Methods: The refractive error of patients referred for cataract surgery or consultation measured by ophthalmic professionals was re-examined and the measurement results were compared. A total of 99 eyes from 99 persons (41 cataractous, 36 pseudophakic and 22 healthy eyes) with visual acuity (VA) of 0.3-1.3 (logMAR 0.52 to - 0.11) were included. The differences between measurements 1 and 2 were calculated as 3-dimensional vector values and spherical equivalents (SEs) and expressed as the coefficient of repeatability (CR). The mean time interval between the first and second examinations was 45 days.
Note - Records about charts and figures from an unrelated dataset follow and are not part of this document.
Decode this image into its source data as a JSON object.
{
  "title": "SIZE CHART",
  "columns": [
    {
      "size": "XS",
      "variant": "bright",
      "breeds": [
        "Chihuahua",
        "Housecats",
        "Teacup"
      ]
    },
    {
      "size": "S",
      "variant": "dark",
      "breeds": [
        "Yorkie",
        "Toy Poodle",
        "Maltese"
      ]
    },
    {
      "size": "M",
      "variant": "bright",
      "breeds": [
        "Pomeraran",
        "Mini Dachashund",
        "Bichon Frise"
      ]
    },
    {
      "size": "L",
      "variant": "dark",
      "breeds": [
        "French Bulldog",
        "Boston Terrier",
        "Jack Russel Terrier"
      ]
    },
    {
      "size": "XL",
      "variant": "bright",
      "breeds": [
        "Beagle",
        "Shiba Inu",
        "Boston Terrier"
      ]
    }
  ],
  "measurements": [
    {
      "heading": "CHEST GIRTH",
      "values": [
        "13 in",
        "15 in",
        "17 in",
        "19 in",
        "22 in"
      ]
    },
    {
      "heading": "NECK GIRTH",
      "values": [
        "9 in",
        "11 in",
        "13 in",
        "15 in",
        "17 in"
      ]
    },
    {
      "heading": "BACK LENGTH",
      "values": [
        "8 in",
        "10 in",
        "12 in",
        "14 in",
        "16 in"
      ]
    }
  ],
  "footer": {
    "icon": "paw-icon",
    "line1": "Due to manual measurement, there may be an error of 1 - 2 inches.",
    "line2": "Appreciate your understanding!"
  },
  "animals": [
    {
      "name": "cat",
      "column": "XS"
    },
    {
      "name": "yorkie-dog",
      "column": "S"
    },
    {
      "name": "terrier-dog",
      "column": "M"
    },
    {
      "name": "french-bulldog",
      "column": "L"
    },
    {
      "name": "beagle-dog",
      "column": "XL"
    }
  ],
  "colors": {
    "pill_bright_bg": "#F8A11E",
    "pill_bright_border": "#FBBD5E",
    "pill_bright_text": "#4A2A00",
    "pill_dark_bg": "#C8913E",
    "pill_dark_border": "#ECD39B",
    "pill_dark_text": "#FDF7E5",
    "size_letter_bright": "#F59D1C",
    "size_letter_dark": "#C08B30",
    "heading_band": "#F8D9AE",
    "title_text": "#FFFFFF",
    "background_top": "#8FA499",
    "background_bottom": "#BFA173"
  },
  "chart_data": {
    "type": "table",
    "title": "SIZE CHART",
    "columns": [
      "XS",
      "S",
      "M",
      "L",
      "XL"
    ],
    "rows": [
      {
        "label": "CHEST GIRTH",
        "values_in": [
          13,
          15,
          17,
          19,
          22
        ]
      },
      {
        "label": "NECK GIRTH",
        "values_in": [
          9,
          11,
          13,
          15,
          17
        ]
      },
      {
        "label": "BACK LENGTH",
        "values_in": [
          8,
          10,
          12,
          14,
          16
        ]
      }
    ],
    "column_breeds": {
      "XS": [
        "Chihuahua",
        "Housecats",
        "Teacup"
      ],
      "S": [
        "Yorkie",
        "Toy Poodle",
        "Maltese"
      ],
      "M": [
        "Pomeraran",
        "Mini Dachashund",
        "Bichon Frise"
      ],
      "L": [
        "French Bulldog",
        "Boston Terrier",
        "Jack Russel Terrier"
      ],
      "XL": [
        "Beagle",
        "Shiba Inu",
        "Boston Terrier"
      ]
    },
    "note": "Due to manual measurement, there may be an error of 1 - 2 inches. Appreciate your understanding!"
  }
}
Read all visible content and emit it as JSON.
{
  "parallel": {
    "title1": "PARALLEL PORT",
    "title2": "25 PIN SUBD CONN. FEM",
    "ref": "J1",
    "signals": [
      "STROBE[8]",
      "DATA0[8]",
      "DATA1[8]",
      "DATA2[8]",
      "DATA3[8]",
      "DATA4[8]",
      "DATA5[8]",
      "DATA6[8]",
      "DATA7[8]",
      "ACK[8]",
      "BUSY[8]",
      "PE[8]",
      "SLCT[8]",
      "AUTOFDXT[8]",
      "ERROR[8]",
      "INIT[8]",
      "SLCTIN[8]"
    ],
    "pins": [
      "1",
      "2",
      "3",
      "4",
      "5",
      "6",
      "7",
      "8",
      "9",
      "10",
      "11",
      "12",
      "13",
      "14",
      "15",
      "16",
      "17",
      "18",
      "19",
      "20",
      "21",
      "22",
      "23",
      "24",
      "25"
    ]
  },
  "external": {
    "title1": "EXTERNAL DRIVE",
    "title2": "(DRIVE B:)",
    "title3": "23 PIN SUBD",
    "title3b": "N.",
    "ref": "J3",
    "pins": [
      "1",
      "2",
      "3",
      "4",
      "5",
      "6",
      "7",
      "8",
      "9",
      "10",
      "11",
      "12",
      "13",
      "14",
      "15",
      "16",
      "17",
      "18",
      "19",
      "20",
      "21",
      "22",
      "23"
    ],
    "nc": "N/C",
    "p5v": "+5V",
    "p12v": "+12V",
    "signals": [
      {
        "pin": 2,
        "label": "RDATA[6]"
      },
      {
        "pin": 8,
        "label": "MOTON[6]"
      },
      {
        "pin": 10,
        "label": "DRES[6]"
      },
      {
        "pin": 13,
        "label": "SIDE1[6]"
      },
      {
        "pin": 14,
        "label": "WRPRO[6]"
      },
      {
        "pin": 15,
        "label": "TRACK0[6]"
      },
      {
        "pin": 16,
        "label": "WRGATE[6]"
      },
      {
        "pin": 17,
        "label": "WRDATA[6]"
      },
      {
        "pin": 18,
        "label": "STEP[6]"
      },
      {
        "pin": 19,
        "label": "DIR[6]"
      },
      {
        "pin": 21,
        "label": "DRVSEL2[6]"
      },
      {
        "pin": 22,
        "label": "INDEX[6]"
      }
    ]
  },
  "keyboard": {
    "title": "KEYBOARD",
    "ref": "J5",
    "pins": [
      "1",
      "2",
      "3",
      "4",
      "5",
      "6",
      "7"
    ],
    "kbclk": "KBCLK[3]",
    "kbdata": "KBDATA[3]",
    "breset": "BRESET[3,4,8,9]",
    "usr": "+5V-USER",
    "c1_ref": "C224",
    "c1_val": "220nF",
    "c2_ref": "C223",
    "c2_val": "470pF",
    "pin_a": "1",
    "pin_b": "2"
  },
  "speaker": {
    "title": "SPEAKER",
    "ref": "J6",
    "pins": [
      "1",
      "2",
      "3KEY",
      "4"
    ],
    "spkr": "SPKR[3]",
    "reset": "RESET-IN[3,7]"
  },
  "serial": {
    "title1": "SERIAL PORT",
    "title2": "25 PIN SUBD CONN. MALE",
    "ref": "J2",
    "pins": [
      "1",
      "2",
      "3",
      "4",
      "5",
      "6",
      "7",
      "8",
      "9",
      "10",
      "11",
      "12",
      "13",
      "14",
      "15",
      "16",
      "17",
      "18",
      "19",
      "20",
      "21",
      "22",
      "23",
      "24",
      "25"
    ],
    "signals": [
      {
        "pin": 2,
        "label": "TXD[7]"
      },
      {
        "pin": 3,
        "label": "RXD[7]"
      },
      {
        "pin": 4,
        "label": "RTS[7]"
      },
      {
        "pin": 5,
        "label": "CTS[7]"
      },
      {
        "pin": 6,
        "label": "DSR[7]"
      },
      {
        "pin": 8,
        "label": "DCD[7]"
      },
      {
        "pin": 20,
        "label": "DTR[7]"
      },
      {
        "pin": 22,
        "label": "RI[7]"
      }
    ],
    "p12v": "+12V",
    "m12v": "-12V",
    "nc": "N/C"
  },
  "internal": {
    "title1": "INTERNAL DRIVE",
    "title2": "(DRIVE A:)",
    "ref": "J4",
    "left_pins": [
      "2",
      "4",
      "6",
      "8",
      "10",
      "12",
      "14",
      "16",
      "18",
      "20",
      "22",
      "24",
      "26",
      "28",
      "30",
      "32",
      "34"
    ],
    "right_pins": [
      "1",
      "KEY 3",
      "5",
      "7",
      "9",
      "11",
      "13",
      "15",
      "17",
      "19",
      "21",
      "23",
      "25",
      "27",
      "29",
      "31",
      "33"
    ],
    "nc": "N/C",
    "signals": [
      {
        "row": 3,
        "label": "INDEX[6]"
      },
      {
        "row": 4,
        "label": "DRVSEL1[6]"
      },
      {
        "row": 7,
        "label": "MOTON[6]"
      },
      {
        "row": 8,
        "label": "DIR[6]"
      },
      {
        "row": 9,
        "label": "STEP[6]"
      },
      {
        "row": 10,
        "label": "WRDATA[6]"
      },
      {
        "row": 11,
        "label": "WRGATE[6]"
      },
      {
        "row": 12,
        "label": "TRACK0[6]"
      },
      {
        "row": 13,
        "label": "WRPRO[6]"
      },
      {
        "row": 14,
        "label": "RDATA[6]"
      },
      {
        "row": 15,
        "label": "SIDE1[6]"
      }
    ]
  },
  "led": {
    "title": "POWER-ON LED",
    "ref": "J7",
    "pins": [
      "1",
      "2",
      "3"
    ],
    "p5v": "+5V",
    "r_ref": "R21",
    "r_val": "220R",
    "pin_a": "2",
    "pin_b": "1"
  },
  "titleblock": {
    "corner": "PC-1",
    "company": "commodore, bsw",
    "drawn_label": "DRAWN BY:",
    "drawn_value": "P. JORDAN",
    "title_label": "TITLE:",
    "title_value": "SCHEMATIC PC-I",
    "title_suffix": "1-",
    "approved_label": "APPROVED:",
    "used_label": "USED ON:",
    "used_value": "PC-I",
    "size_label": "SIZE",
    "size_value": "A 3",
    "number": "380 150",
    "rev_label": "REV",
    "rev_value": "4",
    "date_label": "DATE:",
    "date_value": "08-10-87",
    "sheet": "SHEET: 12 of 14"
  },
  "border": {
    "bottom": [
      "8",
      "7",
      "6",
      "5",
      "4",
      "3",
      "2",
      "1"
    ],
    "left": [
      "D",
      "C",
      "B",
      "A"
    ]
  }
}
Results: The CRs for all eyes for vertical (V), torsional (T) and horizontal (H) vectors were 0.74 D, 0.34 D and 0.93 D, respectively. The CR of SE for all eyes was 0.74 D. Eyes with lower VA (0.3-0.45) had larger variability in vector and SE values but the differences between VA groups were not statistically significant. The difference in the mean defocus equivalent (DE) between measurements 1 and 2 was, however, significantly greater in the group with lower VA. In all VA groups the mean difference vector was very close to the zero vector, which means that there was no systematic difference.
Conclusions: Repeatability of refractive error measurements in clinical settings has a certain degree of variability. In this series, the variability in eyes with better VA was not great and was in accordance with earlier findings in healthy eyes. Eyes with lower VA had greater variability due to greater tolerance to defocus. Thus, conclusions concerning changes in the refractive state and the need to make changes in the refractive correction of eyes with poorer vision should be made with caution.